少しの間痛みに耐えていると、屋敷が騒がしくなっていく。
「何でしょう?」と妹ちゃんが呟く。ドアが開いてメイドが近寄ってくる。
その話声が聞こえた。
何やら、遠くの方で魔法による信号が上がったようで、それに対するため。
屋敷の兵が集まっているらしい。
へぇ、そうなんだ。痛い。とか思いながら、なんとか痛みで声をあげないように我慢する。
どっど、どっどと言う音が聞こえる。
「あうぎゃー」なんだ。何があった?痛い!
扉の前で誰かが倒れ、そのドアが開いた。
「ミーナ。」と言う声とともに妹ちゃんは振り向く。
身体を揺さぶられた俺は、痛いのを我慢するようなひどい顔になっていたと思う。
「ミルンお姉さま。」と言うミーナ。
妹の無事を喜んだのもつかの間。
そんな時、俺の顔を見た。
「は?」と言う顔になり、青ざめるミルン。
「そ、そんなミーナが、私のミーナが・・・」と後ずさる。
「お、お姉さま!大丈夫ですか?顔が青く。」と慌てるように声をかける。
「あうあーー。」と俺は痛いーーと声をあげるのに精一杯だ。
「汚されてしまった!だと!」倒れ込んで、床に拳を何度も叩きつける。
「ああう。」あっダメ痛いのが限界にきて俺は、意識を手放した。
「そうか、そうか。リースがやったんだな!許さん!許さんぞ!」と立ち上げる。
誰かが見れば、後ろには怒りの炎が見えていたかもしれない。
「落ち着いて、落ち着いてください。お姉さま。」ミーナは諭すが聞き入れないミルン。
再び赤ちゃんの顔に目を向ける。
「ミーナ。ミーナはそれでいいのか!」確認を取るように聞く。
「え、えーと。」戸惑うミーナ。
「この子は絶対!疫病神だ!ミーナ!見ろこの不気味な笑顔を、髪だって不吉な黒じゃないか!」まくしたてて一旦呼吸を吸う。
「その子を私に渡せ!すぐにでも魔の森に捨てて来よう。そうすればなかったことにできる。安心しろミーナ。すべてお姉ちゃんに任せればいいんだ。」と真面目な顔で言う。
「えっ。」と驚くミーナ。
「相手は誰だ!私の剣ですべて切れ伏せよう!関係者含め!やってやる!王だと言われても殺してやるからな。安心するんだミーナ。」とドーンとドヤ顔。
「安心出来ませんお姉さま!しっかりしてください!」
「子供と言う証拠があるんだ!一発、いや永久に殴りつけてやる。フフフ!」目が狂っている。もはや正気じゃない。
「お姉さま!違います。
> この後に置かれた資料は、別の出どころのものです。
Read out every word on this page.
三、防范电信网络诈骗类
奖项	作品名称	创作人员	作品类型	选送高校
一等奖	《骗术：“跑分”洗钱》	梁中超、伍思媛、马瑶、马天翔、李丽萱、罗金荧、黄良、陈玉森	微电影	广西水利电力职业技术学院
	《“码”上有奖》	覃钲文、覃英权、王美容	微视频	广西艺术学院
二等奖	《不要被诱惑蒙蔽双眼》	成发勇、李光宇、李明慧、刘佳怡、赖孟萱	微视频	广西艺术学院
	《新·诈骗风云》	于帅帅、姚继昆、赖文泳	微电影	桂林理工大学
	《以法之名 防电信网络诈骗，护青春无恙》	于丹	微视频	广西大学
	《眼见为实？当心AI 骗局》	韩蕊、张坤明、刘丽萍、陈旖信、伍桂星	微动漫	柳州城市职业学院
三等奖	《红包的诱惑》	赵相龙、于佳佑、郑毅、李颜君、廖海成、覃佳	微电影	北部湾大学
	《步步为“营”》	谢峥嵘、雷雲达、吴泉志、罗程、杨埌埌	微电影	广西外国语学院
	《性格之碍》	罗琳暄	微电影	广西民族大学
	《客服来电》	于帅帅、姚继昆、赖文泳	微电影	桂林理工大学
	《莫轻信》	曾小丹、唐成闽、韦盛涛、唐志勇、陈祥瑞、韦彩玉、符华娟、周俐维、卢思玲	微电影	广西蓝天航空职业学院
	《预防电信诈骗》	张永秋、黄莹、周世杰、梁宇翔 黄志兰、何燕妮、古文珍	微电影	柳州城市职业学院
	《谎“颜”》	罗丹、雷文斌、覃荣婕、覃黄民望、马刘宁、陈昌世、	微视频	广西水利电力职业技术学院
違いますから、戻って来てください!」と必死になって抗議するが、まったく聞き入れてもらえない。
「どんな拷問がいいかな?まずは父上に・・・妹を守れなかった償いを・・・」と暗黒面に落ちている。魔王にでもなってしまったのだろうか?
困っているミーナ。
そんなミーナに近づくメイドがいた。ユリは耳元であることを呟く。
「えっ、そんなことでいいの?」とミーナはユリに聞いていた。
「はい、お嬢さま。効果は抜群です!」と親指を立てるユリ。
ミーナは訝しながら、大きな声で・・・
「お姉さま大っ嫌い!お話しを聞かないお姉さまなんて大嫌いです。」と言い放つ。
大っ嫌い、大っ嫌い。と言う言葉が心に響く。
時が止まったようにミルンは止まった。
ミルンは泣き出す。
「だって、だって・・・」顔がクシャクシャになるほど涙顔だ。
しょぼんとしている。
そんなミルンを見て、ミーナは赤ちゃんをユリに渡し、お姉さまを抱きしめる。
「大丈夫、私は大丈夫ですからね。」と優しく諭すように言う。
「ああ、ああ!」とお姉さまも抱きついてきて、返事をしたのだ。
「お姉さま落ち着きましたか?」
「ああ、もう大丈夫。いやもう少し。」と言ってまだ抱きついていた。
何とか落ち着いてもらうことに成功したミーナは状況を話し出す。
「えーとまずは。」と考え、言葉を漏らした。
その言葉を聞いてお姉さまが聞く。
「まずはその疫病神は何なのだ?」
お姉さまは私に抱きつきながら、メイドのユリが抱き上げている赤ん坊のことを聞いてくる。
私はその言葉を聞いて考える。
「そう言えば、お父様からは何も聞いてませんね。何なんでしょう?」と答える。
「はっ?何もわからずあやしていたのか?むっ怪しいな。」と片手で妹を抱きながら、片手で剣の柄に手を伸ばした。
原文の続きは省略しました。